NPR’s David Folkenflik speaks at Playhouse

CMI kicks off media speakers series

Written By Carley Bonk, Editor-in-Chief

On Tuesday, Jan. 16, David Folkenflick, a media correspondent for NPR news and a host for NPR’s “On Point,” spoke in the PNC Theater at the Pittsburgh Playhouse.

The event, presented by the Center for Media Innovation (CMI), Pittsburgh Playhouse and 90.5 WESA, is the first in the “Media Innovators Speaker Series.” Throughout the spring semester, journalists from multiple media outlets will be visiting campus to discuss the media’s ever-changing role in society.

“What we try to do is bring in people who are doing interesting work in the media,” Director of the CMI, Andrew Conte said. “For students, it’s a chance to see that from Point Park you can go to NPR or the New York Times Magazine.”

Conte and Terry O’Reilly, President and CEO of Pittsburgh Community Broadcasting, opened the event by introducing a project the CMI has been involved in over the past year in McKeesport.

The project addresses how a community of nearly 20,000 residents is essentially a media desert, without a local news source to inform them. Conte discussed the progress they made in working with the young people in the community on how to build stories themselves.

“We got a micro-grant from the Department of Community Engagement and the Center for Inclusive Education for $800, just enough to get us started,” Conte said. “We did an initial project with the students where we talked about what they loved and what they hated about their community.”

With funding from the Pittsburgh Foundation and the work of Point Park alum Matt Petras, the program was able to expand through the summer. 

O’Reilly took the stage next, speaking briefly about the challenges the field of journalism faces today.

“It will come as no surprise to you that journalism in general is in a pretty difficult day right now,” O’Reilly said. “It will come to no surprise to you that journalists on one hand have never had better tools and distribution platforms for the work that they do and yet the stories keep coming. As we ride one of this country’s longest economic waves, newspapers are shrinking.”

Despite the shrinking size of the media, Folkenflick expressed his faith in journalism today when he appeared on stage with moderator Liz Reid, an editor at 90.5 WESA.

“It’s an important element of American democracy,” Folkenflick said. “This matters; this is how we’re informed about things. NPR does an exemplary job, but it doesn’t do it all right. We’re not perfect. But we try really hard and do a pretty damn good job.”

Folkenflick also touched on ethics in journalism, as he is the recipient of the Society of Professional Journalists’ 2018 Ethics in Journalism award.

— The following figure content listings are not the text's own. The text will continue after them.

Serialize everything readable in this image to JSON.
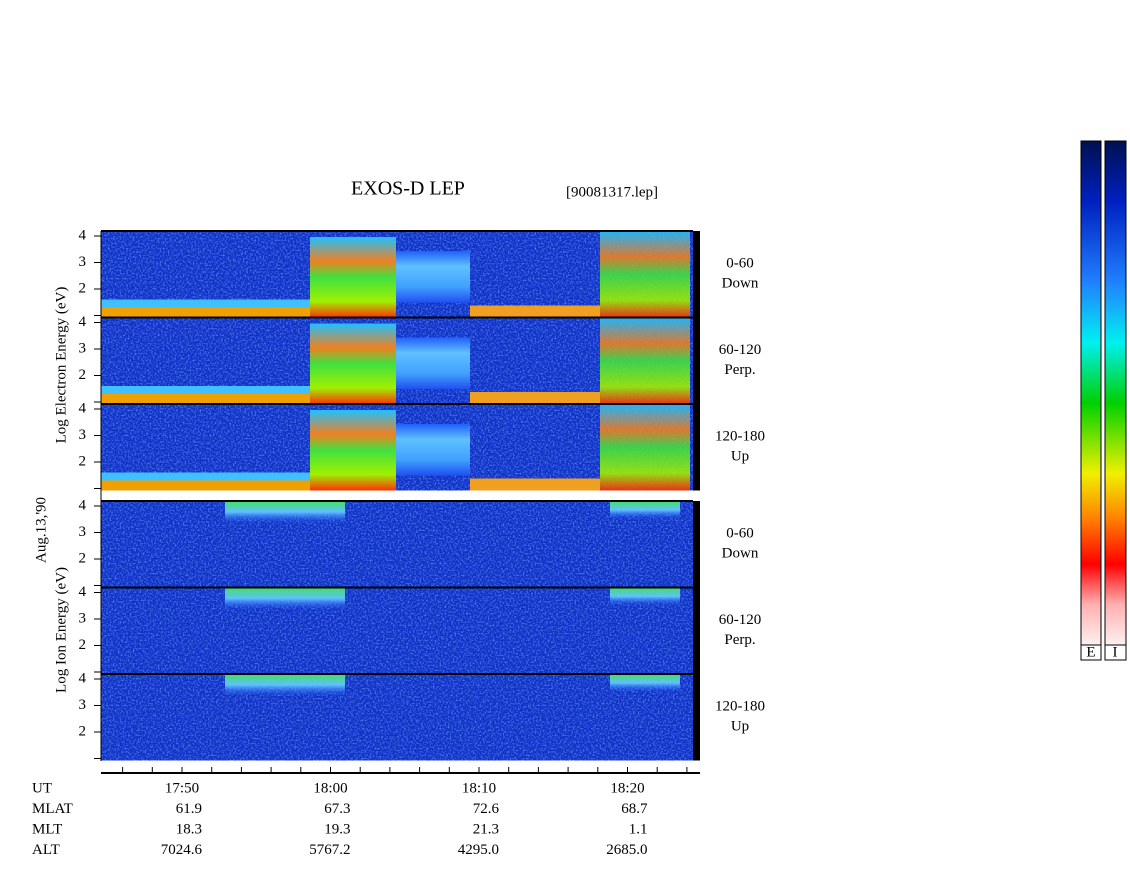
{
  "header": {
    "title": "EXOS-D LEP",
    "file": "[90081317.lep]"
  },
  "date_label": "Aug.13,'90",
  "electron": {
    "axis_label": "Log  Electron  Energy (eV)",
    "panels": [
      {
        "angle": "0-60",
        "direction": "Down"
      },
      {
        "angle": "60-120",
        "direction": "Perp."
      },
      {
        "angle": "120-180",
        "direction": "Up"
      }
    ]
  },
  "ion": {
    "axis_label": "Log  Ion  Energy (eV)",
    "panels": [
      {
        "angle": "0-60",
        "direction": "Down"
      },
      {
        "angle": "60-120",
        "direction": "Perp."
      },
      {
        "angle": "120-180",
        "direction": "Up"
      }
    ]
  },
  "energy_ticks": [
    "4",
    "3",
    "2"
  ],
  "time_axis": {
    "ticks": [
      "17:50",
      "18:00",
      "18:10",
      "18:20"
    ]
  },
  "table": {
    "rows": [
      {
        "label": "UT",
        "values": []
      },
      {
        "label": "MLAT",
        "values": [
          "61.9",
          "67.3",
          "72.6",
          "68.7"
        ]
      },
      {
        "label": "MLT",
        "values": [
          "18.3",
          "19.3",
          "21.3",
          "1.1"
        ]
      },
      {
        "label": "ALT",
        "values": [
          "7024.6",
          "5767.2",
          "4295.0",
          "2685.0"
        ]
      }
    ]
  },
  "colorbars": [
    "E",
    "I"
  ]
}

“What other profession publishes their mistakes,” Folkenflick asked. “People obsess over that stuff, they care about that stuff and most of them really do try to get it right.”

NPR’s devotion to their audiences was another main point in Folkenflick’s assessment of the media.

“In a time when there’s constriction of ambition at so many mainstream regional news organizations to define the news agenda to tell us what is happening around us, you see public radio stations stepping up saying ‘we’re going to fill that space we’re going to offer a civil but expansive ongoing public conversation and debate about these issues in our region, our city our county,’” Folkenflick said.

Hearing what the audience cares about is a way for Folkenflick and his fellow reporters at NPR to mold new stories that haven’t been done before.

“We’re also going to offer accountability and try to inform you about things and not just the same stories you read or heard,” Folkenflick said. “If it’s truly consequential to our listeners, we want to follow that story.”

Conte is looking forward to working with the local public radio station for upcoming events.

“We really benefited this year by partnering with WESA, who helped us envision what the series would look like and helped us make the contacts with the public radio speakers,” Conte said.

The next “Media Innovators Speaker Series” is to be held at the Pittsburgh Playhouse on Thursday, Feb. 21 at 7:00 p.m. New York Times Magazine contributor and published novelist Nathaniel Rich will take the stage.